At first he had thought he could ride it out. And, if the original sentence had been all he'd had to pull, he would probably have done just that. But then, there had been that trouble with one of the other prisoners. Well, he had the right to defend himself didn't he? But evidently things didn't work the same in here as in the "real world"and when the other fellow had died, he drew an additional 15-20 years on top of the 7-10 he was already facing.
When he found out he went berserk, and it took 4 of them to get him into solitary confinement where, as one out of breath guard put it, "He can scream and bounce off the walls 'till Judgment Day for all I care!" And he did, for a while at least, until he lost his voice and all that would come out was just a dry wheeze.
Well, 6 weeks in solitary can do a lot to help you see the light about things like that. When his time was up he seemed calm enough, so they let him back out into the main block. But he wasn't calm, he was empty; as empty as the cigarette pack he crumpled now and half-heartedly tossed towards the little trash can in the corner. As he had lain there with his tear streaked face pressed against the coolness of the floor, he could feel the life force being drawn from his body into the huge mass of concrete and steel that was his living hell. But he was also a man with a plan. There was no stinking way he was going to spend that many years behind the walls of this place!
Now, as Joe held the door open for the last time, he took one last look around the small room that had been his home for so long. At long last, freedom from this accursed place, this festering boil on the butt of humanity. He turned back to the guard with a sigh and that same lopsided grin and said simply, " OK Joe, I'm ready now."
As they walked down the corridor between the cell blocks toward the big metal door on the other end, it became strangely hushed and the sound of footsteps bounced from wall to wall and back again until all the echoes merged in a cacophony that seemed to sing a farewell tune in his ears. He even tried a joke, but Joe managed only a weak smile.

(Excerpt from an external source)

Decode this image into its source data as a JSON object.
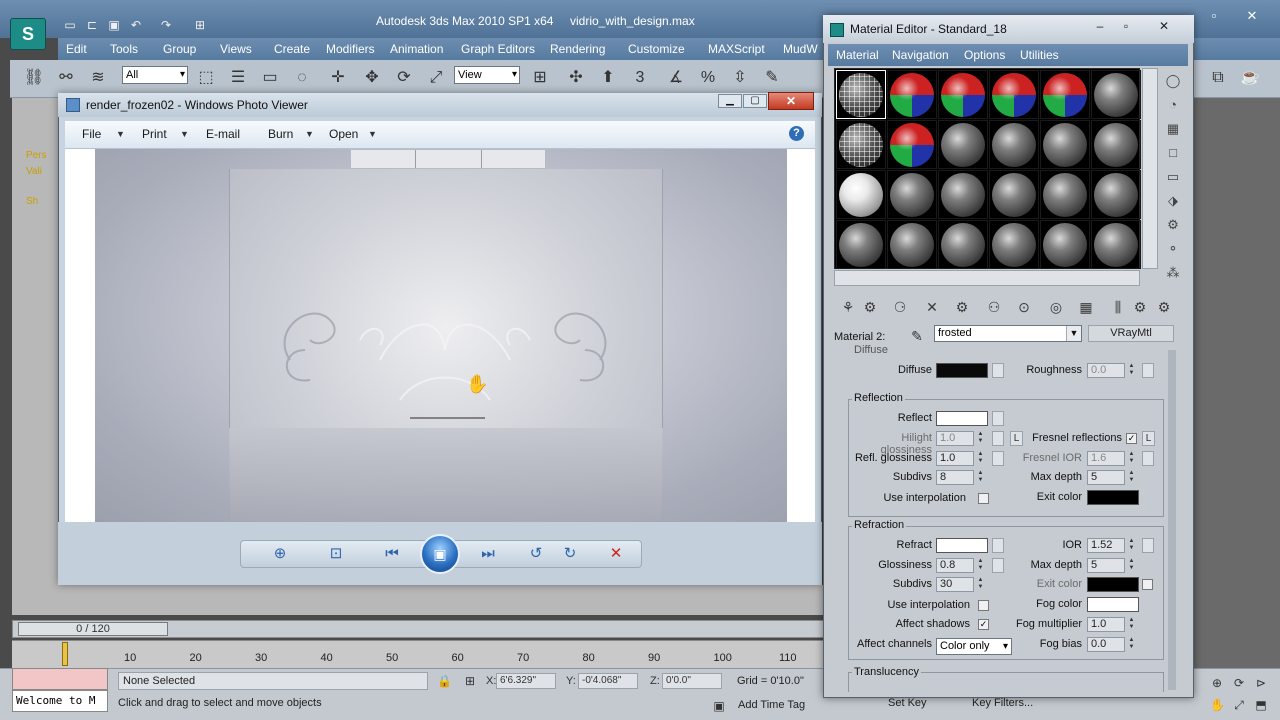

When they reached the door, he turned, and raised his fist high in one last defiant gesture. The silence erupted into a deafening roar as hundreds of trapped men shouted and strained against the bars that held them like the animals most were. Finally, he allowed his arm to drop limply back to his side and turned towards the the door that was his gateway to freedom. He walked through with the echoes of that last farewell ringing in his ears and was escorted into a room where he was told to sit, and try to relax.
Well he could sit, but he for damn sure couldn't relax! This was the most exciting thing to happen to him in more years than he could remember! At long last the dream was coming true! He would never again be put in that little rat hole of a cell with the peeling paint, and the graffiti that went back to a time long before he had first arrived.
He was actually happy for the first time in a long while! It had taken killing another prisoner to do it, but at long last freedom was within his grasp! And as the priest from the nearby parish entered the room, a smile actually made it's way across his face when he raised his hands to his head to touch the places they had shaved for the electrodes to fit.